Tuesday, May 24, 2016

PAPA' SÅTGE







Papa' såtge. Under the floor.

The first house I ever lived in, from 1962 till 1971, was a wooden, tin-roofed house with a papa' såtge. I remember the cool air breezing through the cracks of the wooden floor.

Almost all houses built in the Marianas in the old days, unless one had a stone house (mampostería), were raised houses resting on haligi (pillars), creating an open under-space called the papa' sätge.

There were two main reasons for building raised homes.

1. To keep out unwanted things.

Animals, insects, flood waters!

2. To cool the house.

Air can travel below and around the house.

There is always the temptation to use the papa' såtge as a storage space. In old Hagåtña, far from the ranches where the Hagåtña people grew their food and raised their animals, some families did indeed fence in a hog or two, or chickens, goats and dogs, underneath the house. This practice fell out of favor under the American Navy and their concern for health and hygiene.

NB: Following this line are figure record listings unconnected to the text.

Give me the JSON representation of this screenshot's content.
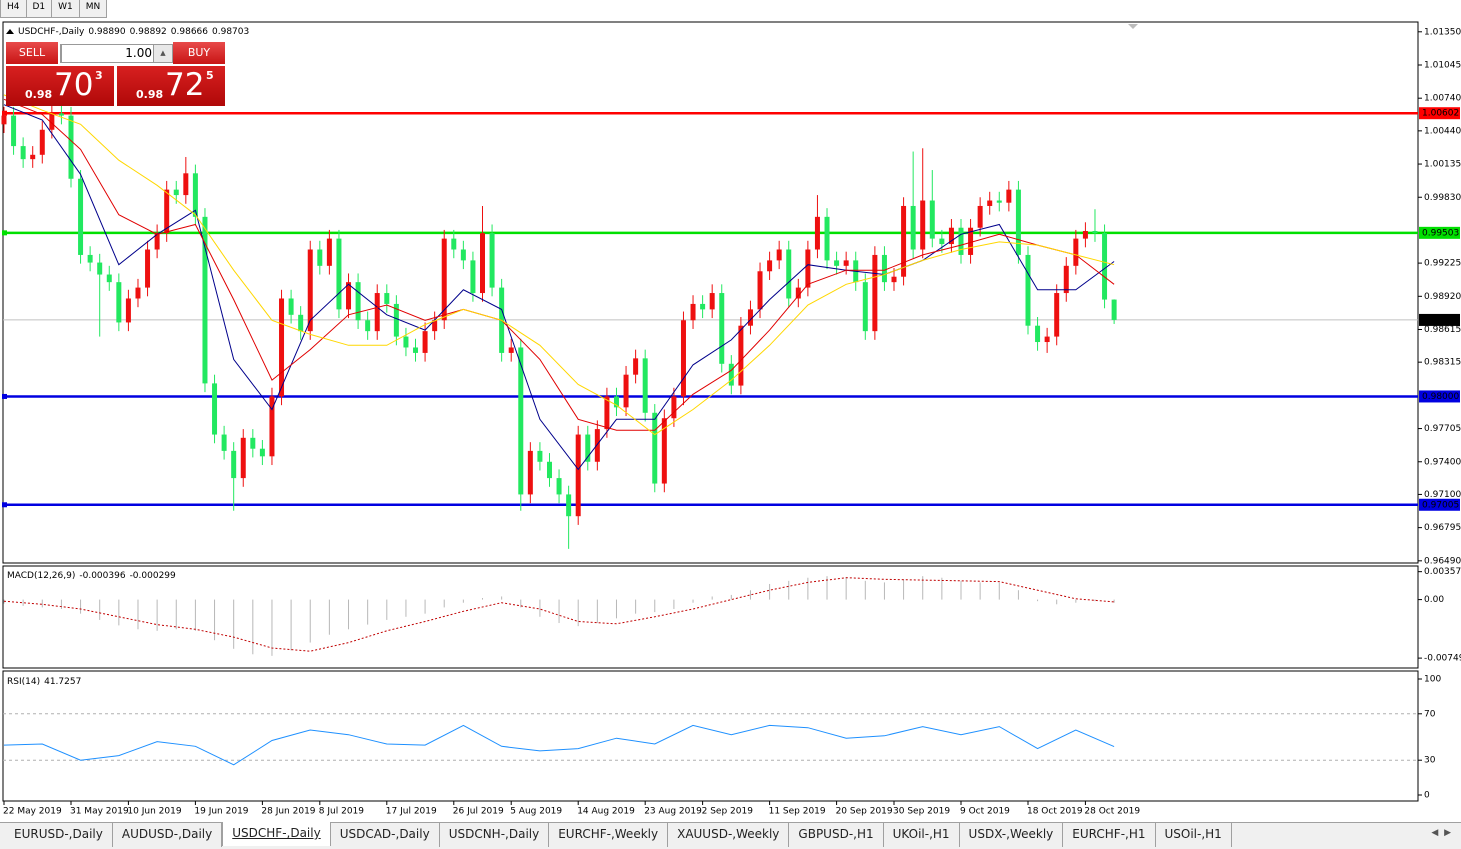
{
  "toolbar": {
    "periods": [
      "H4",
      "D1",
      "W1",
      "MN"
    ]
  },
  "trade_panel": {
    "sell": "SELL",
    "buy": "BUY",
    "lot": "1.00",
    "bid": {
      "big_figure": "0.98",
      "pips": "70",
      "point": "3"
    },
    "ask": {
      "big_figure": "0.98",
      "pips": "72",
      "point": "5"
    }
  },
  "chart_data": [
    {
      "type": "candlestick",
      "title": "USDCHF-,Daily",
      "header_labels": [
        "0.98890",
        "0.98892",
        "0.98666",
        "0.98703"
      ],
      "categories": [
        "22 May 2019",
        null,
        null,
        null,
        null,
        null,
        null,
        "31 May 2019",
        null,
        null,
        null,
        null,
        null,
        "10 Jun 2019",
        null,
        null,
        null,
        null,
        null,
        null,
        "19 Jun 2019",
        null,
        null,
        null,
        null,
        null,
        null,
        "28 Jun 2019",
        null,
        null,
        null,
        null,
        null,
        "8 Jul 2019",
        null,
        null,
        null,
        null,
        null,
        null,
        "17 Jul 2019",
        null,
        null,
        null,
        null,
        null,
        null,
        "26 Jul 2019",
        null,
        null,
        null,
        null,
        null,
        "5 Aug 2019",
        null,
        null,
        null,
        null,
        null,
        null,
        "14 Aug 2019",
        null,
        null,
        null,
        null,
        null,
        null,
        "23 Aug 2019",
        null,
        null,
        null,
        null,
        null,
        "2 Sep 2019",
        null,
        null,
        null,
        null,
        null,
        null,
        "11 Sep 2019",
        null,
        null,
        null,
        null,
        null,
        null,
        "20 Sep 2019",
        null,
        null,
        null,
        null,
        null,
        "30 Sep 2019",
        null,
        null,
        null,
        null,
        null,
        null,
        "9 Oct 2019",
        null,
        null,
        null,
        null,
        null,
        null,
        "18 Oct 2019",
        null,
        null,
        null,
        null,
        null,
        "28 Oct 2019",
        null,
        null,
        null
      ],
      "open": [
        1.005,
        1.0058,
        1.003,
        1.0018,
        1.0022,
        1.0045,
        1.006,
        1.0058,
        1.0,
        0.993,
        0.9923,
        0.9912,
        0.9905,
        0.9868,
        0.989,
        0.99,
        0.9935,
        0.995,
        0.999,
        0.9985,
        1.0005,
        0.9965,
        0.9812,
        0.9765,
        0.975,
        0.9725,
        0.9762,
        0.9752,
        0.9745,
        0.98,
        0.989,
        0.9875,
        0.986,
        0.9935,
        0.992,
        0.9945,
        0.988,
        0.9905,
        0.987,
        0.986,
        0.9895,
        0.9885,
        0.9855,
        0.9845,
        0.984,
        0.986,
        0.987,
        0.9945,
        0.9935,
        0.9925,
        0.9895,
        0.995,
        0.99,
        0.984,
        0.9845,
        0.971,
        0.975,
        0.974,
        0.9725,
        0.971,
        0.969,
        0.9765,
        0.974,
        0.977,
        0.98,
        0.979,
        0.982,
        0.9835,
        0.9785,
        0.972,
        0.978,
        0.98,
        0.987,
        0.9885,
        0.988,
        0.9895,
        0.983,
        0.981,
        0.9865,
        0.988,
        0.9915,
        0.9925,
        0.9935,
        0.989,
        0.99,
        0.9935,
        0.9965,
        0.9925,
        0.992,
        0.9925,
        0.9905,
        0.986,
        0.993,
        0.9905,
        0.991,
        0.9975,
        0.9935,
        0.998,
        0.9945,
        0.994,
        0.9955,
        0.993,
        0.9955,
        0.9975,
        0.998,
        0.9978,
        0.999,
        0.993,
        0.9865,
        0.985,
        0.9855,
        0.9895,
        0.992,
        0.9945,
        0.9952,
        0.995,
        0.9889
      ],
      "high": [
        1.0066,
        1.0066,
        1.0038,
        1.003,
        1.0053,
        1.0068,
        1.0068,
        1.0066,
        1.0008,
        0.9938,
        0.9931,
        0.992,
        0.9913,
        0.9898,
        0.9908,
        0.9943,
        0.9958,
        0.9998,
        0.9998,
        1.002,
        1.0013,
        0.9973,
        0.982,
        0.9773,
        0.9758,
        0.977,
        0.977,
        0.976,
        0.9808,
        0.9898,
        0.9898,
        0.9883,
        0.9943,
        0.9943,
        0.9953,
        0.9953,
        0.9913,
        0.9913,
        0.9878,
        0.9903,
        0.9903,
        0.9893,
        0.9863,
        0.9853,
        0.9868,
        0.9878,
        0.9953,
        0.9953,
        0.9943,
        0.9933,
        0.9975,
        0.9958,
        0.9908,
        0.9853,
        0.9853,
        0.9758,
        0.9758,
        0.9748,
        0.9733,
        0.9718,
        0.9773,
        0.9773,
        0.9778,
        0.9808,
        0.9808,
        0.9828,
        0.9843,
        0.9843,
        0.9793,
        0.9788,
        0.9808,
        0.9878,
        0.9893,
        0.9893,
        0.9903,
        0.9903,
        0.9838,
        0.9873,
        0.9888,
        0.9923,
        0.9933,
        0.9943,
        0.9943,
        0.9908,
        0.9943,
        0.9985,
        0.9973,
        0.9933,
        0.9933,
        0.9933,
        0.9913,
        0.9938,
        0.9938,
        0.9918,
        0.9983,
        1.0025,
        1.0028,
        1.0008,
        0.9953,
        0.9963,
        0.9963,
        0.9963,
        0.9983,
        0.9988,
        0.9988,
        0.9998,
        0.9998,
        0.9938,
        0.9873,
        0.9863,
        0.9903,
        0.9928,
        0.9953,
        0.996,
        0.9972,
        0.9958,
        0.98892
      ],
      "low": [
        1.0042,
        1.0022,
        1.001,
        1.001,
        1.0014,
        1.0037,
        1.005,
        0.9992,
        0.9922,
        0.9915,
        0.9855,
        0.9897,
        0.986,
        0.986,
        0.9882,
        0.9892,
        0.9927,
        0.9942,
        0.9977,
        0.9977,
        0.9957,
        0.9804,
        0.9757,
        0.9742,
        0.9695,
        0.9717,
        0.9744,
        0.9737,
        0.9737,
        0.9792,
        0.9867,
        0.9852,
        0.9852,
        0.9912,
        0.9912,
        0.9872,
        0.9872,
        0.9862,
        0.9852,
        0.9852,
        0.9877,
        0.9847,
        0.9837,
        0.9832,
        0.9832,
        0.9852,
        0.9862,
        0.9927,
        0.9917,
        0.9887,
        0.9887,
        0.9892,
        0.9832,
        0.9832,
        0.9695,
        0.9702,
        0.9732,
        0.9717,
        0.9702,
        0.966,
        0.9682,
        0.9732,
        0.9732,
        0.9762,
        0.9782,
        0.9782,
        0.9812,
        0.9777,
        0.9712,
        0.9712,
        0.9772,
        0.9792,
        0.9862,
        0.9872,
        0.9872,
        0.9822,
        0.9802,
        0.9802,
        0.9857,
        0.9872,
        0.9907,
        0.9917,
        0.9882,
        0.9882,
        0.9892,
        0.9927,
        0.9917,
        0.9912,
        0.9912,
        0.9897,
        0.9852,
        0.9852,
        0.9897,
        0.9897,
        0.9902,
        0.9927,
        0.9927,
        0.9937,
        0.9932,
        0.9932,
        0.9922,
        0.9922,
        0.9947,
        0.9967,
        0.997,
        0.997,
        0.9922,
        0.9857,
        0.9842,
        0.984,
        0.9847,
        0.9887,
        0.9912,
        0.9937,
        0.9942,
        0.9881,
        0.98666
      ],
      "close": [
        1.0058,
        1.003,
        1.0018,
        1.0022,
        1.0045,
        1.006,
        1.0058,
        1.0,
        0.993,
        0.9923,
        0.9912,
        0.9905,
        0.9868,
        0.989,
        0.99,
        0.9935,
        0.995,
        0.999,
        0.9985,
        1.0005,
        0.9965,
        0.9812,
        0.9765,
        0.975,
        0.9725,
        0.9762,
        0.9752,
        0.9745,
        0.98,
        0.989,
        0.9875,
        0.986,
        0.9935,
        0.992,
        0.9945,
        0.988,
        0.9905,
        0.987,
        0.986,
        0.9895,
        0.9885,
        0.9855,
        0.9845,
        0.984,
        0.986,
        0.987,
        0.9945,
        0.9935,
        0.9925,
        0.9895,
        0.995,
        0.99,
        0.984,
        0.9845,
        0.971,
        0.975,
        0.974,
        0.9725,
        0.971,
        0.969,
        0.9765,
        0.974,
        0.977,
        0.98,
        0.979,
        0.982,
        0.9835,
        0.9785,
        0.972,
        0.978,
        0.98,
        0.987,
        0.9885,
        0.988,
        0.9895,
        0.983,
        0.981,
        0.9865,
        0.988,
        0.9915,
        0.9925,
        0.9935,
        0.989,
        0.99,
        0.9935,
        0.9965,
        0.9925,
        0.992,
        0.9925,
        0.9905,
        0.986,
        0.993,
        0.9905,
        0.991,
        0.9975,
        0.9935,
        0.998,
        0.9945,
        0.994,
        0.9955,
        0.993,
        0.9955,
        0.9975,
        0.998,
        0.9978,
        0.999,
        0.993,
        0.9865,
        0.985,
        0.9855,
        0.9895,
        0.992,
        0.9945,
        0.9952,
        0.995,
        0.9889,
        0.98703
      ],
      "up_color": "#ee1010",
      "down_color": "#22e860",
      "overlays": [
        {
          "color": "#00008b",
          "x": [
            0,
            4,
            8,
            12,
            16,
            20,
            24,
            28,
            32,
            36,
            40,
            44,
            48,
            52,
            56,
            60,
            64,
            68,
            72,
            76,
            80,
            84,
            88,
            92,
            96,
            100,
            104,
            108,
            112,
            116
          ],
          "values": [
            1.0068,
            1.0054,
            1.0004,
            0.9921,
            0.9949,
            0.9971,
            0.9834,
            0.9788,
            0.987,
            0.9903,
            0.9875,
            0.9861,
            0.9898,
            0.988,
            0.9779,
            0.9733,
            0.9779,
            0.9779,
            0.9829,
            0.9852,
            0.9889,
            0.9921,
            0.9916,
            0.9912,
            0.9925,
            0.9949,
            0.9958,
            0.9898,
            0.9898,
            0.9924
          ]
        },
        {
          "color": "#e00000",
          "x": [
            0,
            4,
            8,
            12,
            16,
            20,
            24,
            28,
            32,
            36,
            40,
            44,
            48,
            52,
            56,
            60,
            64,
            68,
            72,
            76,
            80,
            84,
            88,
            92,
            96,
            100,
            104,
            108,
            112,
            116
          ],
          "values": [
            1.0073,
            1.0059,
            1.0027,
            0.9967,
            0.9949,
            0.9958,
            0.9889,
            0.9815,
            0.9843,
            0.9875,
            0.9884,
            0.987,
            0.988,
            0.987,
            0.9834,
            0.9779,
            0.9769,
            0.9769,
            0.9802,
            0.9824,
            0.9861,
            0.9903,
            0.9916,
            0.9916,
            0.993,
            0.9939,
            0.9949,
            0.9939,
            0.993,
            0.9903
          ]
        },
        {
          "color": "#ffd700",
          "x": [
            0,
            4,
            8,
            12,
            16,
            20,
            24,
            28,
            32,
            36,
            40,
            44,
            48,
            52,
            56,
            60,
            64,
            68,
            72,
            76,
            80,
            84,
            88,
            92,
            96,
            100,
            104,
            108,
            112,
            116
          ],
          "values": [
            1.0077,
            1.0063,
            1.005,
            1.0017,
            0.9994,
            0.9967,
            0.9916,
            0.987,
            0.9857,
            0.9847,
            0.9847,
            0.9866,
            0.988,
            0.987,
            0.9847,
            0.9811,
            0.9792,
            0.9765,
            0.9788,
            0.9815,
            0.9847,
            0.9884,
            0.9903,
            0.9912,
            0.9925,
            0.9935,
            0.9942,
            0.9939,
            0.993,
            0.9921
          ]
        }
      ],
      "levels": [
        {
          "value": 1.00602,
          "color": "#ff0000"
        },
        {
          "value": 0.99503,
          "color": "#00e000"
        },
        {
          "value": 0.98,
          "label": "0.98000",
          "color": "#0000e0"
        },
        {
          "value": 0.97005,
          "color": "#0000e0"
        }
      ],
      "ylim": [
        0.9647,
        1.0144
      ],
      "yticks": [
        {
          "value": 1.0135,
          "label": "1.01350"
        },
        1.01045,
        {
          "value": 1.0074,
          "label": "1.00740"
        },
        {
          "value": 1.0044,
          "label": "1.00440"
        },
        1.00135,
        {
          "value": 0.9983,
          "label": "0.99830"
        },
        0.99225,
        {
          "value": 0.9892,
          "label": "0.98920"
        },
        0.98615,
        0.98315,
        0.97705,
        {
          "value": 0.974,
          "label": "0.97400"
        },
        {
          "value": 0.971,
          "label": "0.97100"
        },
        0.96795,
        {
          "value": 0.9649,
          "label": "0.96490"
        }
      ]
    },
    {
      "type": "macd",
      "title": "MACD(12,26,9)",
      "hist_x": [
        0,
        2,
        4,
        6,
        8,
        10,
        12,
        14,
        16,
        18,
        20,
        22,
        24,
        26,
        28,
        30,
        32,
        34,
        36,
        38,
        40,
        42,
        44,
        46,
        48,
        50,
        52,
        54,
        56,
        58,
        60,
        62,
        64,
        66,
        68,
        70,
        72,
        74,
        76,
        78,
        80,
        82,
        84,
        86,
        88,
        90,
        92,
        94,
        96,
        98,
        100,
        102,
        104,
        106,
        108,
        110,
        112,
        114,
        116
      ],
      "hist": [
        -0.0005,
        -0.0008,
        -0.001,
        -0.0012,
        -0.0018,
        -0.0026,
        -0.0033,
        -0.0038,
        -0.004,
        -0.0038,
        -0.004,
        -0.0052,
        -0.0063,
        -0.007,
        -0.0072,
        -0.0065,
        -0.0055,
        -0.0045,
        -0.0038,
        -0.0032,
        -0.0026,
        -0.0022,
        -0.0018,
        -0.001,
        -0.0004,
        0.0002,
        0.0004,
        -0.001,
        -0.0022,
        -0.003,
        -0.0034,
        -0.003,
        -0.0024,
        -0.0018,
        -0.0016,
        -0.0012,
        -0.0004,
        0.0004,
        0.0006,
        0.0012,
        0.002,
        0.0024,
        0.0028,
        0.003,
        0.0029,
        0.0024,
        0.0022,
        0.0026,
        0.003,
        0.0028,
        0.0024,
        0.0022,
        0.0022,
        0.0012,
        -0.0002,
        -0.0006,
        -0.0004,
        -0.0002,
        -0.000396
      ],
      "hist_color": "#b8b8b8",
      "signal_x": [
        0,
        4,
        8,
        12,
        16,
        20,
        24,
        28,
        32,
        36,
        40,
        44,
        48,
        52,
        56,
        60,
        64,
        68,
        72,
        76,
        80,
        84,
        88,
        92,
        96,
        100,
        104,
        108,
        112,
        116
      ],
      "signal": [
        -0.0002,
        -0.0006,
        -0.0012,
        -0.0022,
        -0.0032,
        -0.0038,
        -0.0048,
        -0.0062,
        -0.0066,
        -0.0055,
        -0.004,
        -0.0028,
        -0.0015,
        -0.0004,
        -0.0012,
        -0.0028,
        -0.0031,
        -0.0022,
        -0.0012,
        0,
        0.0012,
        0.0022,
        0.0028,
        0.0026,
        0.0025,
        0.0024,
        0.0023,
        0.0012,
        0.0001,
        -0.000299
      ],
      "signal_color": "#c00000",
      "ylim": [
        -0.0085,
        0.0043
      ],
      "yticks": [
        0.003574,
        {
          "value": 0,
          "label": "0.00"
        },
        -0.00749
      ]
    },
    {
      "type": "line",
      "title": "RSI(14)",
      "x": [
        0,
        4,
        8,
        12,
        16,
        20,
        24,
        28,
        32,
        36,
        40,
        44,
        48,
        52,
        56,
        60,
        64,
        68,
        72,
        76,
        80,
        84,
        88,
        92,
        96,
        100,
        104,
        108,
        112,
        116
      ],
      "values": [
        43,
        44,
        30,
        34,
        46,
        42,
        26,
        47,
        56,
        52,
        44,
        43,
        60,
        42,
        38,
        40,
        49,
        44,
        60,
        52,
        60,
        58,
        49,
        51,
        59,
        52,
        59,
        40,
        56,
        41.7257
      ],
      "color": "#1e90ff",
      "levels": [
        70,
        30
      ],
      "ylim": [
        0,
        100
      ],
      "yticks": [
        100,
        70,
        30,
        0
      ]
    }
  ],
  "tabs": [
    "EURUSD-,Daily",
    "AUDUSD-,Daily",
    "USDCHF-,Daily",
    "USDCAD-,Daily",
    "USDCNH-,Daily",
    "EURCHF-,Weekly",
    "XAUUSD-,Weekly",
    "GBPUSD-,H1",
    "UKOil-,H1",
    "USDX-,Weekly",
    "EURCHF-,H1",
    "USOil-,H1"
  ],
  "active_tab": 2
}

After the war, many homes were still built on haligi and the papa' såtge was often used for storing lumber or fishing gear and numerous other things. Concern over thievery was less in those days, but it happened once in a while that a fishing rod might go missing.

In the 1960s, for us kids, the papa' såtge was a place for us to be imbilikero (nosy), wondering what the adults were hiding down there, and to be píkaro (mischievous).

One of my first accidents happened in the papa' såtge. It happened at a neighbor's house where my two older brothers were playing with other guys from the neighborhood. Hiding in the papa' såtge, they made a cannon from bamboo poles (piao) and were firing empty soda and beer cans from them! They melted candles for some reason (perhaps to seal up holes?) and I, not wanting to be left out of the fun, went into the papa' såtge uninvited by the older boys. I was about 8. As the papa' såtge was dark, and as the boys were in the deeper part of it, I had a ways to walk, hunched over to avoid hitting the floor above. In my naked foot went (I was wearing zori, the Japanese rubber slipper) into a coffee can of melted wax. I felt my foot burning! As my oldest brother carried me out, the wax began to cool and harden, and I thought the whitish film appearing on my foot was actually my burnt skin breaking off into pieces. In the end, all was well.


PAPA' SÅTGE THROUGH THE AGES




Larger latte stones are believed to have served as pillars where the flooring of the homes of the higher status Chamorros were built.



In Spanish times, many homes were still being built above-ground. You can see what looks like a pig lurking around the papa' såtge here.




All the homes in this pic, it seems, are on haligi and have a papa' såtge during the early American period.




There still are a few homes, here and there on Guam, with a papa' såtge, many of them going back to the 1950s and 60s.